Semana de luto e luta: é 30 de agosto outra vez!

Semana de luto e luta: é 30 de agosto outra vez!


testeMobilização em Curitiba relembrará atos de violência contra educadores(as)

“Abaixo à repressão!” era com essas palavras de ordem que os educadores e educadoras pediam por paz no dia 30 de agosto de 1988.  Reunidos(as) na Praça Nossa Senhora da Salete, mais de 3 mil professores(as) e funcionários(as) presenciaram o horror de um massacre que marcou a história da educação pública no Paraná.

No fatídico dia, a categoria foi recebida por bombas e pela cavalaria do então governador Álvaro Dias em um ataque violento e covarde. “Eu me lembro bem sobre como foi injusto e covarde. Estávamos em uma passeata organizada pela APP e havia um sentimento de lutar por justiça muito forte e muito pacífico. Não tínhamos piso, não tínhamos nada comparado aos direitos que temos hoje e assim fomos com nossos filhos para manifestar contra essas péssimas condições de trabalho”, relembra a professora Maria Adelaide Mazza, uma das feridas durante o confronto.

“Foi chocante. Quando eu vi um policial vindo com o cavalo para cima do nosso grupo eu não consegui correr, foi uma surpresa tão grande que eu fiquei parada, minhas pernas não obedeceram e a bomba que ele lançou acertou tão perto que tive queimaduras em todo o corpo. Durante vários anos depois desse dia eu tinha medo quando via um policial”, se emociona a professora.

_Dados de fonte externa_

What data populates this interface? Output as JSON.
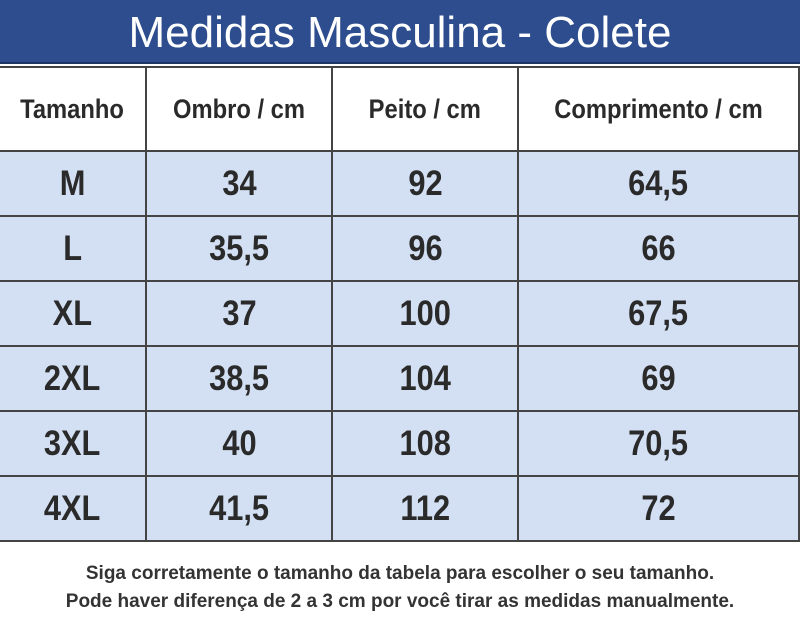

A então presidente da APP-Sindicato na época, professora Isolde Andreatta explica que em 88 a categoria vivia uma greve para buscar que os(as) professores(as) tivessem um piso salarial. Dentro de um contexto de início de democracia e de hiperinflações, lutar por um piso era fundamental para não ter o salário corroído pela economia instável.  “Estávamos em greve há 15 dias e havia um grupo acampado dentro da assembleia para buscar apoio dos deputados. Queríamos a aprovação de uma lei que garantisse um piso de três salários mínimos, além de melhorias nas condições de trabalho. Na nossa história, nenhuma conquista veio de graça”, conta a professora. “É uma ferida difícil de ser apagada, o nosso âmago foi ferido. Fomos às ruas muito alegres, cantávamos. Eu estava no carro de som. Quando chegamos o susto e a decepção foram imensos”, rememora a professora ao contar que lembra desse dia com pesar.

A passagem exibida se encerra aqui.